6.3.4. Belanghebbende heeft een deel van de correspondentie die op 27 oktober 2003 zou zijn verzonden overgelegd. De kenmerken van enkele van die stukken komen niet overeen met de nummers die ter zake van die stukken zijn vermeld in het postboek.

6.4. De rechtbank heeft verder overwogen dat "uit de gedingstukken noch anderszins is gebleken dat (belanghebbende) reeds in de bezwaarfase melding heeft gemaakt van het (vermeende) bezwaarschrift van 27 oktober 2003."

Ter bestrijding van dit oordeel heeft belanghebbende gewezen op haar brief van 29 november 2004 aan de Ontvanger, waarin zij (onder meer) schrijft:

" Ik wijs u op het navolgende en wens daarin een fatsoenlijk antwoord te ontvangen daar ik op de meeste van mijn brieven sedert 11-2002 niets verneem:

1. [Belanghebbende] heeft meermaals bezwaar aangetekend tegen deze veel te hoog opgelegde aanslag VPB-2000, daarop is recentelijk, nimmer geantwoord;

2. [Belanghebbende] heeft in 2-2004 een verzoek gedaan tot nihil stelling, er is door de belastingdienst niets (sic) een de moeite genomen daarop te reageren;

3. [Belanghebbende] heeft in juli 2004 het verzoek herhaald, echter nimmer een reactie vernomen;

4. (...)"

Hetgeen belanghebbende in haar nader stuk van 25 september 2009 heeft bijgebracht (bijlage 5) biedt geen ondersteuning aan van hetgeen zij heeft gesteld in voorgaande brief.

6.5. Belanghebbende is de gelegenheid geboden na de zitting het originele verzendrapport van het faxbericht van 27 oktober 2003 ter inzage te overleggen. Belanghebbende heeft het origineel niet overgelegd. Gelet op de ongerijmdheden zoals geconstateerd onder 6.3.3. en 6.3.4. en de omstandigheid dat belanghebbende haar stelling ondersteunt met een geschrift (een kopie van het verzendrapport) waarvan niet onomstotelijk kan worden vastgesteld dat het een weergave is van de feitelijke toestand, acht het Hof belanghebbende niet geslaagd in het van haar verlangde bewijs dat reeds op 27 oktober 2003, althans voor het verstrijken van de bezwaartermijn, bezwaar is gemaakt tegen de aanslag. Het hoger beroep van belanghebbende is derhalve ongegrond. Beslist dient te worden als volgt.

6.6. Wel verstaat het Hof dat de Inspecteur - in lijn met het door haar in de brief van 3 november 2009 subsidiair ingenomen standpunt - de aanslag ambtshalve vermindert en de verliesbeschikking vaststelt op € 107.620.

Proceskosten

Het Hof acht geen termen aanwezig voor een veroordeling in de proceskosten.

Beslissing

Het Hof bevestigt de uitspraak van de rechtbank.

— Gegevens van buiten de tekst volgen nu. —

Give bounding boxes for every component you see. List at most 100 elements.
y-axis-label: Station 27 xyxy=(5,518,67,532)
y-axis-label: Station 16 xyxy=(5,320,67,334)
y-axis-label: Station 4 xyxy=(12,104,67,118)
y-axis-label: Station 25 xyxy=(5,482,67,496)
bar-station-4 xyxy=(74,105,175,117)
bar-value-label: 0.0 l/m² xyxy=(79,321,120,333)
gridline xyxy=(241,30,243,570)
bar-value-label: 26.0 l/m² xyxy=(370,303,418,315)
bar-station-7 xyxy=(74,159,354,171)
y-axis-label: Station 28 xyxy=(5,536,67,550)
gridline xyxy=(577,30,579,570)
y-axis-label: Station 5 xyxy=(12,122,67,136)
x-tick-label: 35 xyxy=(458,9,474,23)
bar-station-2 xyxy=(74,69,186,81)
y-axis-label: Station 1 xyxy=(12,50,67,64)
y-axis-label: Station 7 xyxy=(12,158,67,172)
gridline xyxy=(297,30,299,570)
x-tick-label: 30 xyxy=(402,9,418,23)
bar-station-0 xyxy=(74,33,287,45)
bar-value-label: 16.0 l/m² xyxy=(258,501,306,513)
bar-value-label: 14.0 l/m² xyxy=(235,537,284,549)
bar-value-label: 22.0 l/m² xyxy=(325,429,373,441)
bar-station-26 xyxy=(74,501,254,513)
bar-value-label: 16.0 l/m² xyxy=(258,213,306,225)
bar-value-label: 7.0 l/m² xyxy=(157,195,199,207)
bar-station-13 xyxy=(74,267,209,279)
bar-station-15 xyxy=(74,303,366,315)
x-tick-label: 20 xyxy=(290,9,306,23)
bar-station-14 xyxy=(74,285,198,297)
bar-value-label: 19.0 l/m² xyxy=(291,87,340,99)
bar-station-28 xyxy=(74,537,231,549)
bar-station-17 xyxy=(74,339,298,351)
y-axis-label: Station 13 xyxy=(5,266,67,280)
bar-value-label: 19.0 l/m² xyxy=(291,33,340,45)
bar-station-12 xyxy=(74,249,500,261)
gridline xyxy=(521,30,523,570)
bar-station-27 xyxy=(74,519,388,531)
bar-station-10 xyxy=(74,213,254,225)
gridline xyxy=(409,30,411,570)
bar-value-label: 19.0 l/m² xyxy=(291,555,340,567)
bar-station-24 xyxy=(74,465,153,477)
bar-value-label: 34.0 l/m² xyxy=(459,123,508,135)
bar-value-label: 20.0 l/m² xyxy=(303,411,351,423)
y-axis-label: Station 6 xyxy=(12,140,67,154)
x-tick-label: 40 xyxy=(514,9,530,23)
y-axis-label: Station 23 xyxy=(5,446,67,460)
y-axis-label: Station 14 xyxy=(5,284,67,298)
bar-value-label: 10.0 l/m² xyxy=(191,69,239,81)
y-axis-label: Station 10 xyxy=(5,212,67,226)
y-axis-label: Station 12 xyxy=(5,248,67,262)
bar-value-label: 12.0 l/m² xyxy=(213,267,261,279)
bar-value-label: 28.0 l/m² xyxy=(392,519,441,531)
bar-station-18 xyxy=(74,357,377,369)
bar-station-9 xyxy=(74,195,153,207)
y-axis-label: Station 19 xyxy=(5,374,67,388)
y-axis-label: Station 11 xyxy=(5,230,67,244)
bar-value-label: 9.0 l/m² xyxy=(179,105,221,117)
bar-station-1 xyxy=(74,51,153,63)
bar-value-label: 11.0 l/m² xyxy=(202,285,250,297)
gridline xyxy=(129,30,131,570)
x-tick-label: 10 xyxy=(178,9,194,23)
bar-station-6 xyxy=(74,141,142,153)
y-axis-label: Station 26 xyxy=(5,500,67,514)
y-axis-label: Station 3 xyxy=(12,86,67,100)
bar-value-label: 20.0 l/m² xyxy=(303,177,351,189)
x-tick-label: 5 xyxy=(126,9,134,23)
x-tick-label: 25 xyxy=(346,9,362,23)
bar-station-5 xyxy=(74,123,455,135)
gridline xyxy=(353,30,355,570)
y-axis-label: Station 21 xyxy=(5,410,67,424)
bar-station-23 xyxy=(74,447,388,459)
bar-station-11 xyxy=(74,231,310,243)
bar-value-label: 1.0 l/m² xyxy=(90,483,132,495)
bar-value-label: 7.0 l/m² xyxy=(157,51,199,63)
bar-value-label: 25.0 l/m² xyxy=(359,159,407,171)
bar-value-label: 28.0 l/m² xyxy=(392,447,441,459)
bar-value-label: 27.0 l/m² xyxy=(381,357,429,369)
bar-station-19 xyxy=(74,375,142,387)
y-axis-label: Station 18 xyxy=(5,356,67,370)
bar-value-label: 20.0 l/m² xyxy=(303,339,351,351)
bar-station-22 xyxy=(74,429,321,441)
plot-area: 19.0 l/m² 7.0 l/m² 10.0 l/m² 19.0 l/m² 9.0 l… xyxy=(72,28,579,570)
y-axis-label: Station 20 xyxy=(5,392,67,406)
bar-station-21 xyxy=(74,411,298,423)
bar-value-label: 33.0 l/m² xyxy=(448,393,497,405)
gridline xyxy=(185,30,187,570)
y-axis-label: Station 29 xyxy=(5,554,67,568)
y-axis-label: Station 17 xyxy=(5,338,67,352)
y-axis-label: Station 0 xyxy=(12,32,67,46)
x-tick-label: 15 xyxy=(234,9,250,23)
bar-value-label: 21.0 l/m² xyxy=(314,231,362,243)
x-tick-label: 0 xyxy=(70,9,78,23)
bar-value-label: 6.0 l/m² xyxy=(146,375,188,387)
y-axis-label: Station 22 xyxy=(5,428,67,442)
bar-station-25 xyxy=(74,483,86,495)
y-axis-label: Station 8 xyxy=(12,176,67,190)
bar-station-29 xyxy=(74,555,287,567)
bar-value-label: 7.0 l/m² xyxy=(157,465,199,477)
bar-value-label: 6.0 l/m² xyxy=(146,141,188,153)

Deze uitspraak is vastgesteld door mrs. J.J.J. Engel, H.A.J. Kroon en Chr.Th.P.M. Zandhuis, in tegenwoordigheid van de griffier mr. Y. Postema-van der Koogh. De beslissing is op 21 december 2010 in het openbaar uitgesproken.

aangetekend aan

partijen verzonden:

Zowel de belanghebbende als het daartoe bevoegde bestuursorgaan kan binnen zes weken na de verzenddatum van deze uitspraak beroep in cassatie instellen bij de Hoge Raad der Nederlanden. Daarbij moet het volgende in acht worden genomen:

1. Bij het beroepschrift wordt een kopie van deze uitspraak gevoegd.

2. Het beroepschrift wordt ondertekend en bevat ten minste:

- de naam en het adres van de indiener;

- de dagtekening;

- de vermelding van de uitspraak waartegen het beroep in cassatie is

gericht;

- de gronden van het beroep in cassatie.

Het beroepschrift moet worden gezonden aan de Hoge Raad der Nederlanden (belastingkamer), Postbus 20303, 2500 EH Den Haag.

De partij die beroep in cassatie instelt is griffierecht verschuldigd en zal daarover bericht ontvangen van de griffier van de Hoge Raad. In het cassatieberoepschrift kan worden verzocht de wederpartij te veroordelen in de proceskosten.